Extract This physician may feel ethically torn, but it is the physician’s duty to help enable this patient to make the best decision. By informing the patient about abortion, the physician is not endorsing the procedure, or swaying this mother in either direction, but simply providing information. This use of information will strengthen the relationship between patient and physician because it fosters autonomy and offers a sense of support during a time when it is needed most. Although it may not be a physician’s duty to perform an abortion when the physician feels ethically opposed, it is the duty of the physician to inform a woman about the procedure without allowing personal beliefs to influence her decision.
Abstract The merits of non-prescription distribution of levonorgestrel as emergency contraception (EC), which is effective within 72 hours of unprotected intercourse, are contentious. The advantage of promptness and convenience of access may be offset by the absence of medical counselling. Opposition to EC based on the possibility of the drug acting after fertilization but before implantation departs from standard medical criteria of pregnancy. Physicians who propose to apply non-medical criteria, and use religious objections to abortion to deny prescription of EC, must publicize their opposition in advance, so that women may seek assistance elsewhere. When objecting practitioners, or facilities, become responsible for women for whom EC is indicated, such as rape victims, they are bound ethically and legally to refer them to reasonably accessible non-objecting sources of care.
Extract The premise of this lecture is that there are two different sets of ethical rules, the purely private and a special set arising in the workplace which will differ from occupation to occupation. . . .
• First, I hope it is axiomatic that ethics and morals must accompany individuals at all times no matter what they are doing.

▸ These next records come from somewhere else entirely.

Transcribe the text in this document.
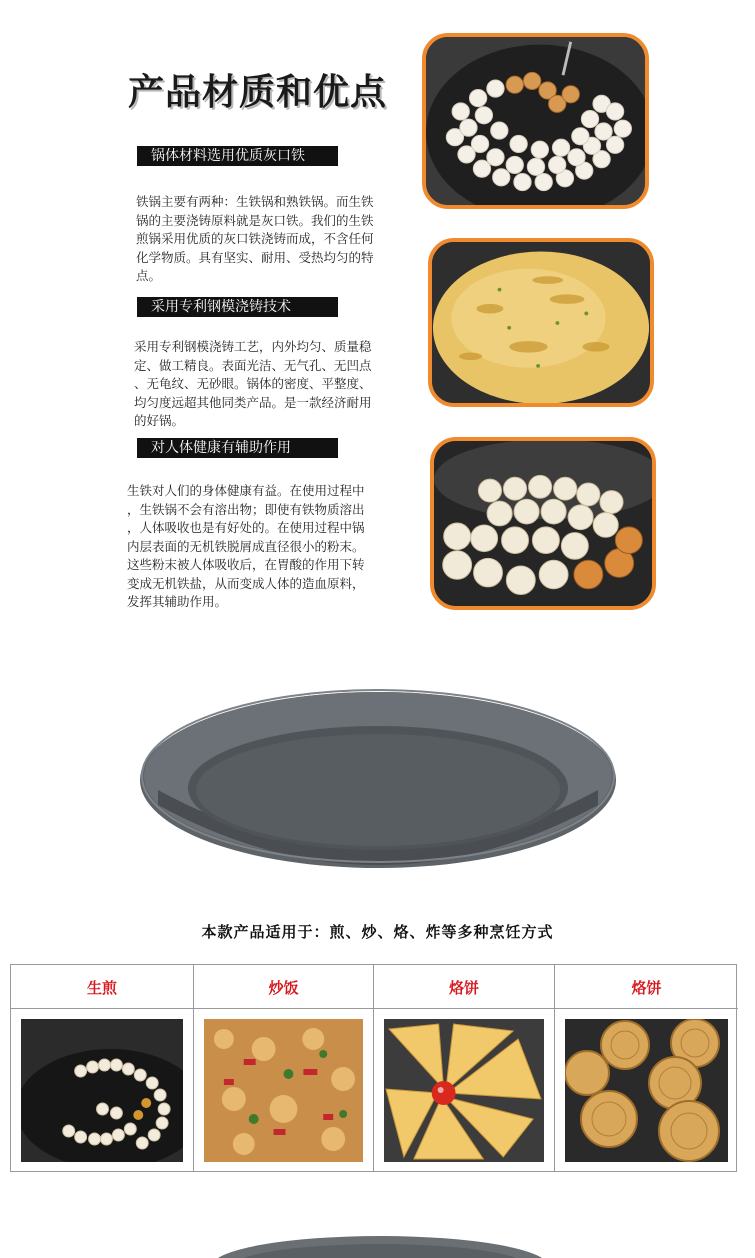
产品材质和优点
锅体材料选用优质灰口铁
铁锅主要有两种：生铁锅和熟铁锅。而生铁
锅的主要浇铸原料就是灰口铁。我们的生铁
煎锅采用优质的灰口铁浇铸而成，不含任何
化学物质。具有坚实、耐用、受热均匀的特
点。
采用专利钢模浇铸技术
采用专利钢模浇铸工艺，内外均匀、质量稳
定、做工精良。表面光洁、无气孔、无凹点
、无龟纹、无砂眼。锅体的密度、平整度、
均匀度远超其他同类产品。是一款经济耐用
的好锅。
对人体健康有辅助作用
生铁对人们的身体健康有益。在使用过程中
，生铁锅不会有溶出物；即使有铁物质溶出
，人体吸收也是有好处的。在使用过程中锅
内层表面的无机铁脱屑成直径很小的粉末。
这些粉末被人体吸收后，在胃酸的作用下转
变成无机铁盐，从而变成人体的造血原料，
发挥其辅助作用。
本款产品适用于：煎、炒、烙、炸等多种烹饪方式
生煎	炒饭	烙饼	烙饼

• Secondly, that the moral or ethical position of the individual may in certain circumstances have to take on board other considerations which also have a moral and ethical dimension and that the ultimate decision, though different from one that would be reached in private life by the individual, is nevertheless justifiable and ethical.
• Thirdly, that to violate these precepts, even if it is done in order to give primacy to one’s own ethical code, is not ethical: the individual should resign or seek an alternative occupation. In other words, there are times when to listen to one’s private conscience while remaining deaf to the moral demands of one’s occupation can itself be seriously unethical.
• Fourthly, that weighing these considerations in the balance is no easy task and succumbs to no formula. It calls for the exercise of keen judgment informed by a developed moral framework.